Three cases of Papillon-Lefevre syndrome affecting three girls among six siblings of normal parents who are first-degree cousins. The three siblings aged 14, 6 and 4 ⅇ years all had severe gingivitis, periodontitis with grossly mobile teeth and tooth migration. Other findings included premature exfoliation of deciduous teeth (2/3), premature loss of permanent teeth in one sibling. Plantar hyperkeratosis was detected in all of the cases, leading to a difficult and painful walking in two cases due to lesions on the soles. Palmar hyperkeratosis was present in the oldest sibling as well. Radiologic study confirmed alveolar bone destruction in two cases.

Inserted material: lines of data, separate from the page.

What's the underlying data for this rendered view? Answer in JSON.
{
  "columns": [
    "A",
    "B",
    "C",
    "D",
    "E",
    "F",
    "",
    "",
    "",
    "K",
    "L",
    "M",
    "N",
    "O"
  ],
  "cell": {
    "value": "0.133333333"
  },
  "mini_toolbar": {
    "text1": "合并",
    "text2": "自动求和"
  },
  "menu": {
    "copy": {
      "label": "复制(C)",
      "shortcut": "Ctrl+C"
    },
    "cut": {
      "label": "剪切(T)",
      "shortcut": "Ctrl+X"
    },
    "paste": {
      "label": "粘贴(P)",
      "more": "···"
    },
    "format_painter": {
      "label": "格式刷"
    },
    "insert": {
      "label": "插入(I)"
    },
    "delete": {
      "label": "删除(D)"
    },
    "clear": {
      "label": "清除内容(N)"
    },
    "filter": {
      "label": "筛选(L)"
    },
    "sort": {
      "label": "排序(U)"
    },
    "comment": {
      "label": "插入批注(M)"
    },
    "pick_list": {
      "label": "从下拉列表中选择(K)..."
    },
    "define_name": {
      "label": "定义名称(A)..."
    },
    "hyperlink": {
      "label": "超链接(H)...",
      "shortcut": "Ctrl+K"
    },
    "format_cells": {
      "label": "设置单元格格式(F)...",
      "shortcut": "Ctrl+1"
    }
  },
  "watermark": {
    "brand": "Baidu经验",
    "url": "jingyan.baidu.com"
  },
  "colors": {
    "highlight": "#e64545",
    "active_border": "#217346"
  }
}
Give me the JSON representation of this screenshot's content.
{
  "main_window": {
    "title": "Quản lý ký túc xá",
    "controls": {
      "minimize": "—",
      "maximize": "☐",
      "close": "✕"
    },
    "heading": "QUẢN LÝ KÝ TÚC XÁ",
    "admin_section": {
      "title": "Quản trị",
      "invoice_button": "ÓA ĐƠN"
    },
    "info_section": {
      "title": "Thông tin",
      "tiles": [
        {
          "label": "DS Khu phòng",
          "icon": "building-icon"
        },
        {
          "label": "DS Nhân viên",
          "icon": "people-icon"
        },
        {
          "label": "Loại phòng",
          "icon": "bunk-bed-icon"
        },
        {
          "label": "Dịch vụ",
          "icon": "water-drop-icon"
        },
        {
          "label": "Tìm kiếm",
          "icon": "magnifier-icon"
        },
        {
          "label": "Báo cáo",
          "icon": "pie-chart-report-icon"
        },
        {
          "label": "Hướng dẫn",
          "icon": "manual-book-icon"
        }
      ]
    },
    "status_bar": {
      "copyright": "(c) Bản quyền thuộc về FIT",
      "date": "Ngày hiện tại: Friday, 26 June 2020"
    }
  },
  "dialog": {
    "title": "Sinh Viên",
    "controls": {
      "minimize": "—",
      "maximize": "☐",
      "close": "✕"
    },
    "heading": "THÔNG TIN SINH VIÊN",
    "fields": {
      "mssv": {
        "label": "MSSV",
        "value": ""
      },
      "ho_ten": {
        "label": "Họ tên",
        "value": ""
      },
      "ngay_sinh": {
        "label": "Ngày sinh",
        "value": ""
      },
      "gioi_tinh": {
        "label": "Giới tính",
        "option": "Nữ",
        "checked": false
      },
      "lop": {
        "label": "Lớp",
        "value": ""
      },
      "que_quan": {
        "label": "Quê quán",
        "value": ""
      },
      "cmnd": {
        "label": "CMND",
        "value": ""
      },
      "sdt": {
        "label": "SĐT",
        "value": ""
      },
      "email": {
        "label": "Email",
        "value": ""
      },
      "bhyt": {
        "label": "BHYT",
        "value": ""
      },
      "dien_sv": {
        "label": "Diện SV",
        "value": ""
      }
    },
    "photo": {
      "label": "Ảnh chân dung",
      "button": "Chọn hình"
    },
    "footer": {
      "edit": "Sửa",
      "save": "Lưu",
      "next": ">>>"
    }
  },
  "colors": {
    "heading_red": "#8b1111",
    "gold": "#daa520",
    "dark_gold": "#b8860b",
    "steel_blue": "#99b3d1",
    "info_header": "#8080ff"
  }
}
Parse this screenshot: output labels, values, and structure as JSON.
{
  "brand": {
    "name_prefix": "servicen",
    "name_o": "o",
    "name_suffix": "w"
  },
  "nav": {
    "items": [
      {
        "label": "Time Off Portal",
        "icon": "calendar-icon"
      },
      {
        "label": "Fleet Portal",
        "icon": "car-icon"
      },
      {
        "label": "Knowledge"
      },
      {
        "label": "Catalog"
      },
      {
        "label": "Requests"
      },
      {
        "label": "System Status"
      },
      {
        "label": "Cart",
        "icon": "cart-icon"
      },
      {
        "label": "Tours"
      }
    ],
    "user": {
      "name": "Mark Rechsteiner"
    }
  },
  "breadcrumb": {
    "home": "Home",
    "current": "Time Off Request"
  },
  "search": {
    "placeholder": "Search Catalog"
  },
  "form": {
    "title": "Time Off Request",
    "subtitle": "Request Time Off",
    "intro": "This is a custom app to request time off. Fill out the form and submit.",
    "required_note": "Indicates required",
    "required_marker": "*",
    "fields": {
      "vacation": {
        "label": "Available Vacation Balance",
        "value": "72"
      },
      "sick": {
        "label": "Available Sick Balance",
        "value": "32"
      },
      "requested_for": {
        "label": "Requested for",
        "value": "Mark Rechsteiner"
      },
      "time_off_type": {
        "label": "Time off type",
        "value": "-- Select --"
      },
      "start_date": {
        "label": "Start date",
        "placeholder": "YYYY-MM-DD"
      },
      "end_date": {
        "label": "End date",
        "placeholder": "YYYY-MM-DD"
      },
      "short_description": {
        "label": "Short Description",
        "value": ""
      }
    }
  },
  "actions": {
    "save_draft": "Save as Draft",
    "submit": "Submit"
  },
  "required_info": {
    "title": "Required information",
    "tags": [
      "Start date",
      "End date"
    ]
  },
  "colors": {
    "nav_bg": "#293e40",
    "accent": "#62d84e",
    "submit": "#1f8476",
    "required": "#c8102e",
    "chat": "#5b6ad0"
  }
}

Early recognition of this entity as well as multidisciplinary management may help in the prognosis of these cases.
本文旨在综述关于帕皮永 - 勒费弗尔综合征(Papillon-Lefevre Syndrome)的病因发病机制、临床表现、鉴别诊断及治疗的文献,并呈现三例来自同一对父母的患有帕皮永 - 勒费弗尔综合征(PLS)的兄弟姐妹病例,展示该病典型的临床和放射学特征。
三例帕皮永 - 勒费弗尔综合征病例,累及一对表亲父母的六个孩子中的三个女孩。这三个兄弟姐妹年龄分别为14岁、6岁和4岁,均患有严重的牙龈炎、牙周炎,牙齿严重松动且移位。其他发现包括乳牙过早脱落(2/3),其中一个兄弟姐妹恒牙过早缺失。所有病例均检测到足底角化过度,两例因足底病变导致行走困难且疼痛。年龄最大的兄弟姐妹也存在手掌角化过度。放射学研究证实两例存在牙槽骨破坏。
早期识别该疾病以及多学科管理可能有助于改善这些病例的预后。